How to TPCasTT a Poem. Don’t sell yourself
short by thinking that a poem is beyond you. The poet had a message, so use the acronym
for “Title, Paraphrase, Connotation, Attitude, Shifts, Title, and Theme” to guide you as
you figure it out. You will need Poem Gut reaction and analytical skills. Step 1. Determine
what you understand of the poem’s title without referring to the actual poem. Don’t intellectualize
it, either — make a wild guess at first. Step 2. Paraphrase the poem, finding a way
to simplify and relate to what’s going on. Rely on your gut instinct and your own words.

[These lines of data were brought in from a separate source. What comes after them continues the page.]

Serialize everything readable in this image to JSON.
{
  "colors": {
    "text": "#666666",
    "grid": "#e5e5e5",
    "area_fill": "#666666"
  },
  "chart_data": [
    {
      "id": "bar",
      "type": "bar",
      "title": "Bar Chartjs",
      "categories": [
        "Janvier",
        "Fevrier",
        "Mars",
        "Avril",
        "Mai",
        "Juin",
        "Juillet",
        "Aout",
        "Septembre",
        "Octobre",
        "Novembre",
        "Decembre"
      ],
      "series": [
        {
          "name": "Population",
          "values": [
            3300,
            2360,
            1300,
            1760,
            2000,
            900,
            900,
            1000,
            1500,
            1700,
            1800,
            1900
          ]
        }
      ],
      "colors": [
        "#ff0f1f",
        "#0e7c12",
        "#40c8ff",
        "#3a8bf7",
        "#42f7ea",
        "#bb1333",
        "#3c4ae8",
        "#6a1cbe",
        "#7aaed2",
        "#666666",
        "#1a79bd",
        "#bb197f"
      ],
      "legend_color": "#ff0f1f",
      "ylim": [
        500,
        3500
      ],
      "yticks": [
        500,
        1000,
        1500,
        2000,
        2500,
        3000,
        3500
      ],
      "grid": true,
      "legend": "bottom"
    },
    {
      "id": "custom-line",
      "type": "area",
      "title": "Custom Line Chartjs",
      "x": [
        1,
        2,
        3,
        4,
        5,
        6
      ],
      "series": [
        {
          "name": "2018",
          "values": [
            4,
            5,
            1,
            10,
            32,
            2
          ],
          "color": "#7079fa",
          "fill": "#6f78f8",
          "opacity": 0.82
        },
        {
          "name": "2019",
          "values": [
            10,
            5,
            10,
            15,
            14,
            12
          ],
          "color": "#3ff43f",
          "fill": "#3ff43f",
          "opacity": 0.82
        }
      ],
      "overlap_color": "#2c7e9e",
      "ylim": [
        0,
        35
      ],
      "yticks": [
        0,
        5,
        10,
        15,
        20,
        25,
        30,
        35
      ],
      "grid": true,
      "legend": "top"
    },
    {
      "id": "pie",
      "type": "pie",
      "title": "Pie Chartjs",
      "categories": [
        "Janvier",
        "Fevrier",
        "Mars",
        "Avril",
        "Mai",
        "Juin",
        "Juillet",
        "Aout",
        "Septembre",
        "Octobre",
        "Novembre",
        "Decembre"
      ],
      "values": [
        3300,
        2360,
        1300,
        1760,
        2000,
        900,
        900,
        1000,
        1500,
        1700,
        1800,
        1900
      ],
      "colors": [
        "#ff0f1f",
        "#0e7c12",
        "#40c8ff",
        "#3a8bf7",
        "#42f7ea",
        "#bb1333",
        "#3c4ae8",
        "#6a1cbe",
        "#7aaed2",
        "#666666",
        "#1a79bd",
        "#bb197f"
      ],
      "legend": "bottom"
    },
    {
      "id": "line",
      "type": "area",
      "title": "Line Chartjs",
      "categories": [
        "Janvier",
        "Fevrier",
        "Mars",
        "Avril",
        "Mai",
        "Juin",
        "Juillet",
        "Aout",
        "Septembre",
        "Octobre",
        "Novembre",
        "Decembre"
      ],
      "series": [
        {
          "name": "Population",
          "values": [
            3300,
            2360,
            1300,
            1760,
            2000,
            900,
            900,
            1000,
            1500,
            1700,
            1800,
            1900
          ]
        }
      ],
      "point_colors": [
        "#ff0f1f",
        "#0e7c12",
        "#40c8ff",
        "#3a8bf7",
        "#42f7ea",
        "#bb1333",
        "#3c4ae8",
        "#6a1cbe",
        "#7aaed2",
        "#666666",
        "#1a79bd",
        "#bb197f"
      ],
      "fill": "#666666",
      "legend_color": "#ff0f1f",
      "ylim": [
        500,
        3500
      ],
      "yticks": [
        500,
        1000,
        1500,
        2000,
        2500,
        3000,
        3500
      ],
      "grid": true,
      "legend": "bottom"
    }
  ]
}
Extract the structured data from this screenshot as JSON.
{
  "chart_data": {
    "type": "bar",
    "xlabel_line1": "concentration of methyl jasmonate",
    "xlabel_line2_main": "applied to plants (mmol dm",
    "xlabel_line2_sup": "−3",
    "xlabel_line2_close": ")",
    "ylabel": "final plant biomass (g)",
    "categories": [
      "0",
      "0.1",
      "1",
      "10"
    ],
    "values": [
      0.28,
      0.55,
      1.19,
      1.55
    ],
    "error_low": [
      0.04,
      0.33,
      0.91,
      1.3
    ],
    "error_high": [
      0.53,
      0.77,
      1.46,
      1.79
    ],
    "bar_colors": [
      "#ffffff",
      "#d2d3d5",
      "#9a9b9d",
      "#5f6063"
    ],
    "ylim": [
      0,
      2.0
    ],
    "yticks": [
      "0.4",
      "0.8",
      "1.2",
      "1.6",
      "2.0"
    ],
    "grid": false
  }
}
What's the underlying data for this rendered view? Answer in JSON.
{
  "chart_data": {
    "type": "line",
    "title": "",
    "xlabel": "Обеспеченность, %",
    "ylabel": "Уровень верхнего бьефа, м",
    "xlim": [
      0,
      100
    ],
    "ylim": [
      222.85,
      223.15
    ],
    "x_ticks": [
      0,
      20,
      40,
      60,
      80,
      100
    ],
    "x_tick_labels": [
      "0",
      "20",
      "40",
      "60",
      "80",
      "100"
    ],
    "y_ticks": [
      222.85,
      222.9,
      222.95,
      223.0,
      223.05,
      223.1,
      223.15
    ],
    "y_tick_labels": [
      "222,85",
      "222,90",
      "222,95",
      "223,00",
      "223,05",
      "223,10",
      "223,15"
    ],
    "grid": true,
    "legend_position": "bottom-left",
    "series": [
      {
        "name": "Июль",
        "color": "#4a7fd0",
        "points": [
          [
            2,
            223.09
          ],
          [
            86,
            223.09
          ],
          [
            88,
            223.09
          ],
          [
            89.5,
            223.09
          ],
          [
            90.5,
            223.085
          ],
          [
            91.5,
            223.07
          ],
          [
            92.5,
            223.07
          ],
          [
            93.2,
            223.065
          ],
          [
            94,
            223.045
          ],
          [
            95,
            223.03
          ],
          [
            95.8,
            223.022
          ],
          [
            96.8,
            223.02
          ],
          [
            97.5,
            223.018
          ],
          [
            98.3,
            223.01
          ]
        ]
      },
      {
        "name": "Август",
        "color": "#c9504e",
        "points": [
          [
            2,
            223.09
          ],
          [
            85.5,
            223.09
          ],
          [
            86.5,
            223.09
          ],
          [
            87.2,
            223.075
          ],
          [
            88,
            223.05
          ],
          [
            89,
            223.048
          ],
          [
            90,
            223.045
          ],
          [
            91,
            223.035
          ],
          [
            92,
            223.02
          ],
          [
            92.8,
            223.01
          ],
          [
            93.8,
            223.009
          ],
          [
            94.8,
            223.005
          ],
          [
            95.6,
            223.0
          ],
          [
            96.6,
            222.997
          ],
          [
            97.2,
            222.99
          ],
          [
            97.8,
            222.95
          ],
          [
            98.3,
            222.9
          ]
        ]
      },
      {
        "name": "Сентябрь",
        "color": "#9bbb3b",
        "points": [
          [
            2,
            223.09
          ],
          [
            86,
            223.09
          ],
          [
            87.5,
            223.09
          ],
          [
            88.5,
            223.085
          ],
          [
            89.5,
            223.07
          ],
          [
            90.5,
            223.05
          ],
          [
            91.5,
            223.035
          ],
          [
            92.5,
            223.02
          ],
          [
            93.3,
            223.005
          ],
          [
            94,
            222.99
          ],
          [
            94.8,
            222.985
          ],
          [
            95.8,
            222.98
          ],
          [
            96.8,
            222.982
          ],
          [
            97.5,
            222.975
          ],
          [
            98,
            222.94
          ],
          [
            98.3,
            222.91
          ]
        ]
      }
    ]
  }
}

Step 3. Consider the connotation of the poem, studying the poet’s deeper intentions through
symbolism, allusions, imagery, metaphors, and more. Poets use words like conductors
use music — to lead the reader to feel and think a certain way. Investigate like a detective,
logically figuring out the author’s intent. Step 4. Observe the poem’s speaker’s attitude
and intent through the poem. Like anyone convincing you of their viewpoint, poets will intentionally
influence with a tone — at times friendly, conspiratorial, or adversarial. Step 5. Pay
attention to shifts in the speaker’s tone or new directions and cadences signaled by
punctuation, transitions, stanza length, or even structural changes often meant to draw
your attention. Ask yourself what these might mean. Step 6. Turn to the title again, this
time re-evaluating your first impression in light of the new information you have gleaned.
Keep in mind that most great poems are not jotted down in one impressionistic draft,
but revised many times over months of work. Step 7. Identify the theme and how it relates
to the poem or what it says about the human condition rather than just what it subjectively
means to you. Did you know J. D. Salinger’s title Raise High the Roofbeam, Carpenters
is a reference to a poem fragment by the ancient Greek poet Sappho.